How are you all? I hope you are well, you look good. lost some weight? I like you're new hair style...
If you're wondering why i'm being so polite it is because i feel awful about not writing to you guys for so long. things seem very different right now. We've had a new show come into our theatre and it gobbles up all my time. George has returned from his adventures and i've been at a loss as to what to write about... last time i wrote to you lovely people i was asking if maybe the time for blogging was over ...
...it turns out it is not!
One of the main reasons i've been too busy to keep you guys up to date with the weather, trains and the price of stamps is because of an Open University course i've been working on. Although i've mentioned this before i've not show too many people my work. Since right now i'm free time is limited i figured i'd showcase my creative writing. a little arrogant of me i know, but this is my blog after all.
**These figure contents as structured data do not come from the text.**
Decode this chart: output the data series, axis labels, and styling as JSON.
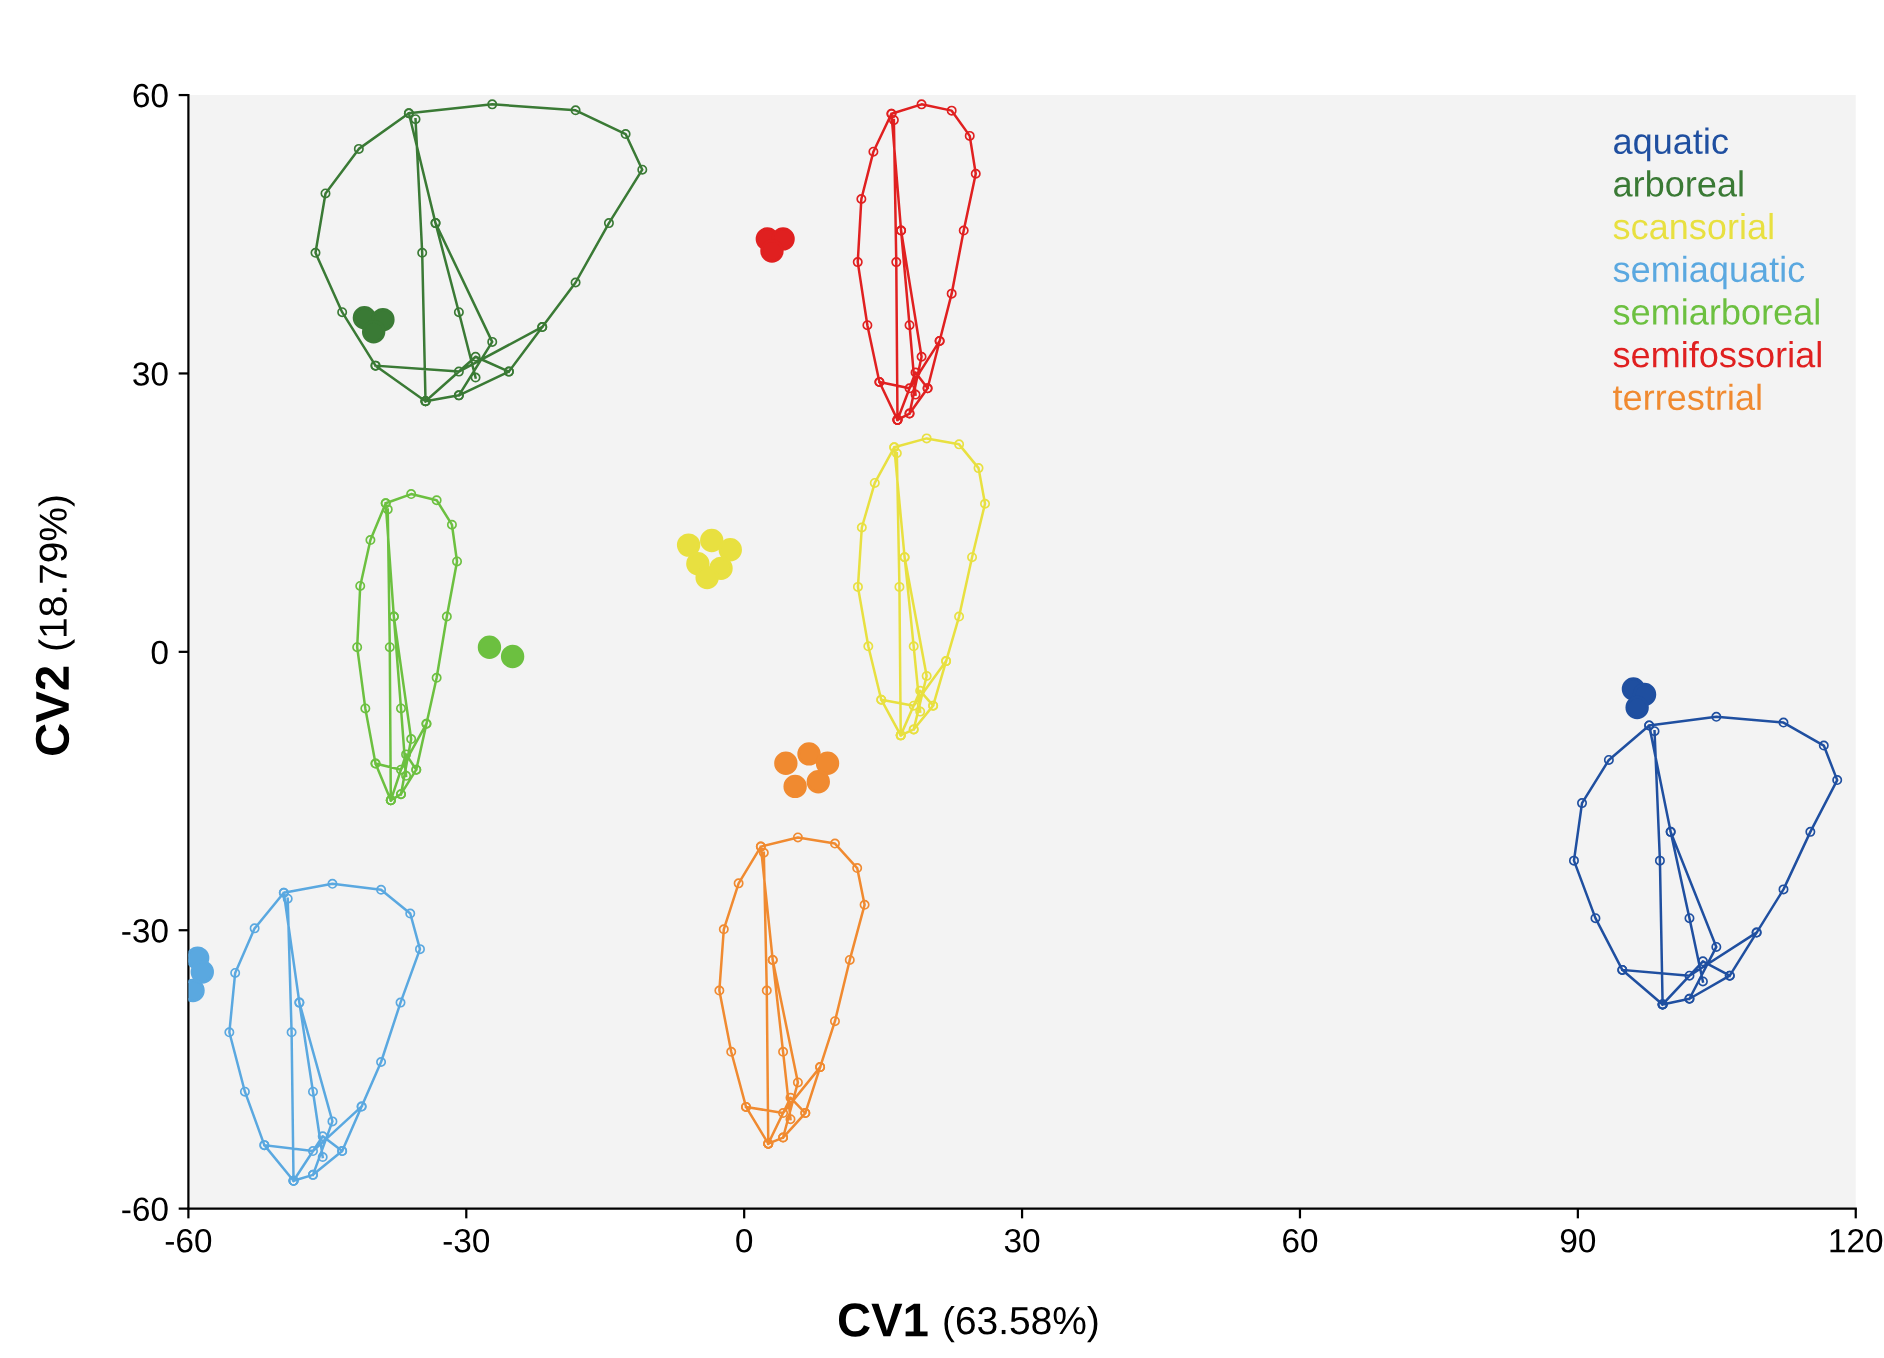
{
  "chart_data": {
    "type": "scatter",
    "xlabel": "CV1 (63.58%)",
    "ylabel": "CV2 (18.79%)",
    "xlim": [
      -60,
      120
    ],
    "xticks": [
      -60,
      -30,
      0,
      30,
      60,
      90,
      120
    ],
    "ylim": [
      -60,
      60
    ],
    "yticks": [
      -60,
      -30,
      0,
      30,
      60
    ],
    "grid": false,
    "legend": "top right",
    "marker": "circle",
    "series": [
      {
        "name": "aquatic",
        "color": "#1f4fa0",
        "x": [
          96,
          97.2,
          96.4
        ],
        "values": [
          -4,
          -4.6,
          -6
        ]
      },
      {
        "name": "arboreal",
        "color": "#3a7a35",
        "x": [
          -41,
          -39,
          -40
        ],
        "values": [
          36,
          35.8,
          34.5
        ]
      },
      {
        "name": "scansorial",
        "color": "#e8e040",
        "x": [
          -6,
          -3.5,
          -1.5,
          -5,
          -2.5,
          -4
        ],
        "values": [
          11.5,
          12,
          11,
          9.5,
          9,
          8
        ]
      },
      {
        "name": "semiaquatic",
        "color": "#5aa8e0",
        "x": [
          -59,
          -59.5,
          -58.5
        ],
        "values": [
          -33,
          -36.5,
          -34.5
        ]
      },
      {
        "name": "semiarboreal",
        "color": "#6cc040",
        "x": [
          -27.5,
          -25
        ],
        "values": [
          0.5,
          -0.5
        ]
      },
      {
        "name": "semifossorial",
        "color": "#e02020",
        "x": [
          2.5,
          4.2,
          3
        ],
        "values": [
          44.5,
          44.5,
          43.2
        ]
      },
      {
        "name": "terrestrial",
        "color": "#f08a30",
        "x": [
          4.5,
          7,
          9,
          5.5,
          8
        ],
        "values": [
          -12,
          -11,
          -12,
          -14.5,
          -14
        ]
      }
    ]
  }
}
So until Zoe and i can get together and record some podcasts i will treat you all with some of my short stories. This first one is called 'PANIC' ... enjoy.
Panic
Phil
was a tall man. He hated that this was how his friends, family and
co-workers described him. He would argue that there were many aspects
of his persona far more worthy of comment other than having to always
to stand at the back for a photo. He liked to think of himself as a
snappy dresser, today for instance he wore jeans and black shoes. A
combination he insisted allowed him to look casual yet smart . Sadly
the pale pink stain of an earlier tomato sauce incident on his
freshly ironed shirt suggested otherwise. So there you go, he wasn't
just a tall man, he was also a clumsy man. In all fairness there was
much more to Philip Stevens than just having the ability to change
light bulbs without the aid of a ladder, Phil was getting married.
At
this precise moment in time he was sitting in a florists, perched on
a rickety old stool; arse going numb, while his bride to be and a
besuited flower arranger flicked through a price catalogue, finding
more imaginative ways for the wedding to bankrupt him and whatever
family he hoped to have in the future.
It
had seemed such a good idea last year when he dropped to one knee,
looked up at her with his big blue kind eyes and proposed. Those big
blue eyes were looking rather sunk and tired these days, and the left
one had developed a twitch every time a charge was made on his
Master-card.
'What
did we decide for the button holes?' enquired the florist.
Every
inch of Phil's body wanted to scream, 'Buttons! We want buttons in
our button holes!' but instead only a mouse-like whimper fell from
his mouth.
The
shop looked so cute from the outside. It was tucked snugly between a
bakery and an opticians. It had huge great windows that were always
clean. The shop front was a beautiful midnight blue, with carvings of
ivy and sunflowers reaching up from the ground. Phil would peer
inside every morning on his commute to work, it always looked so
enchanting. He imagined that this is how Narnia would look, had the
wardrobe been sat on Putney high street. The displays in the window
captured Hallmark moments perfectly. Their bouquets brought life and
colour to the street. Even their wreaths made death look enticing.
'Let's
talk centrepieces,' Phil couldn't be sure who'd said this.
His ears were ringing, heart racing and for years to come he would
tell anyone who'd listen that at that moment he felt his hair turning
grey. A madness fell upon him. leaping to his feet he snatched the
catalogue with his right hand and a small gardening fork with his
left, and with a blood curdling scream ran out of the shop. Well, he
tried to. Within meters of the door he collided with a decorative
hanging basket and tumbled backwards, scattering the Mothering Sunday
display as he fell.
Phil
really was a tall clumsy man.
Let me know what you thinks guys, and until next time,
take care,
and go have yourselves an adventure.